Buku Belajar Mencintai Kambing adalah
buku kumpulan cerpen pertama seorang Mahfud Ikhwan setelah 17 tahun dalam dunia
kepenulisan. Mengingat waktunya yang amat panjang itu, saya merasa bahwa Mahfud
Ikhwan agak telah untuk menerbitkan sebuah kumpulan cerpen. Apalagi Mahfud
Ikhwan sendiri cukup bisa diperhitungkan dalam dunia sastra. Mengingat dia
pernah meraih pengharagaan dari Dewan Kesenian Jakarta untuk novelnya yang
berjudul Kambing dan Hujan. Dan, baru-baru ini juga novelnya yang berjudul
Dawuk: Kisah Kelabu Dari Rumbuk Randu meraih penghargaan Khatulistiwa Literary
Award.
Bayangkan saja saat ini banyak
penulis-penulis pemula yang baru kemarin sore belajar menulis sastra, sudah
dengan PD-nya menerbitkan kumpulan cerpen.

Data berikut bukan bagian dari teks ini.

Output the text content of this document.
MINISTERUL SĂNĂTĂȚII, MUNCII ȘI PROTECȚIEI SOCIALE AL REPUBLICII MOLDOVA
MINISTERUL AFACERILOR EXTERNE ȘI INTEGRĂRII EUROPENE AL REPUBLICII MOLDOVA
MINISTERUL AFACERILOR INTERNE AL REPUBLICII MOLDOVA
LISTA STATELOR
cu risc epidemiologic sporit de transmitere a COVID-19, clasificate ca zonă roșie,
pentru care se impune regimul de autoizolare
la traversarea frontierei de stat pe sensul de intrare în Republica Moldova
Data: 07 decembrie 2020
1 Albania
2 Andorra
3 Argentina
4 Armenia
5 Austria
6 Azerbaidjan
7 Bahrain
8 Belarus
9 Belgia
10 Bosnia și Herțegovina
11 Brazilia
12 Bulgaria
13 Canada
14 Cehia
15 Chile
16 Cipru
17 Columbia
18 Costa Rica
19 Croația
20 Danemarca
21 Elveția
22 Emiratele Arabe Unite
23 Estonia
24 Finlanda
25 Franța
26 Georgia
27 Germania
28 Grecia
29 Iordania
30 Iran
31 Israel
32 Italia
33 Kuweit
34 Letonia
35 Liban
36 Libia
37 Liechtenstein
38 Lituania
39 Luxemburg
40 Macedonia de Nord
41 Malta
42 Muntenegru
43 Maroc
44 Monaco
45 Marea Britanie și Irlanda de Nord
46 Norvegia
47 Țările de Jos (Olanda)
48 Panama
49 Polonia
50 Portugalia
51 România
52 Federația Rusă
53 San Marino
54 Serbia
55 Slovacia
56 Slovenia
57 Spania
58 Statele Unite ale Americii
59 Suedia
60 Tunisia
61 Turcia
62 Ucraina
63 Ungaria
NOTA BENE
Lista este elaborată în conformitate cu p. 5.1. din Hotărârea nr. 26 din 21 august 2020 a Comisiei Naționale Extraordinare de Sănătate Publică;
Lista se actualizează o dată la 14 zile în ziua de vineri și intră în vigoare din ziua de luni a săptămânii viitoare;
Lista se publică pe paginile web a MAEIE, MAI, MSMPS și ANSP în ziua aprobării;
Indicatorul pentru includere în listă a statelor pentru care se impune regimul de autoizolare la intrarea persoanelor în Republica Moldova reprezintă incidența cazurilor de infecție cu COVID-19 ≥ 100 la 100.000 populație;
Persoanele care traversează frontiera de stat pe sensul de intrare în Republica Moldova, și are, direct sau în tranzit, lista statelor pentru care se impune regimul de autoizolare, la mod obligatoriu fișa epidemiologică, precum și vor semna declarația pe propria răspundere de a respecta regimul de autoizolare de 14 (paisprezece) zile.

Ditambah promonya yang tak henti-henti
di sosial media. Lha, ini Mahfud setelah 17 tahun baru menerbitkan kumcer!
Dalam kumpulan cerpen ini terdapat 14 cerita yang dibagi dalam 3 kelompok: Belajar, Mencintai, dan Kambing. Awalnya
saya menduga bahwa pengelompokan itu berdasarkan tema. Tapi, setelah saya baca
sampai usai, pengelompokan itu tidaklah terlalu berarti.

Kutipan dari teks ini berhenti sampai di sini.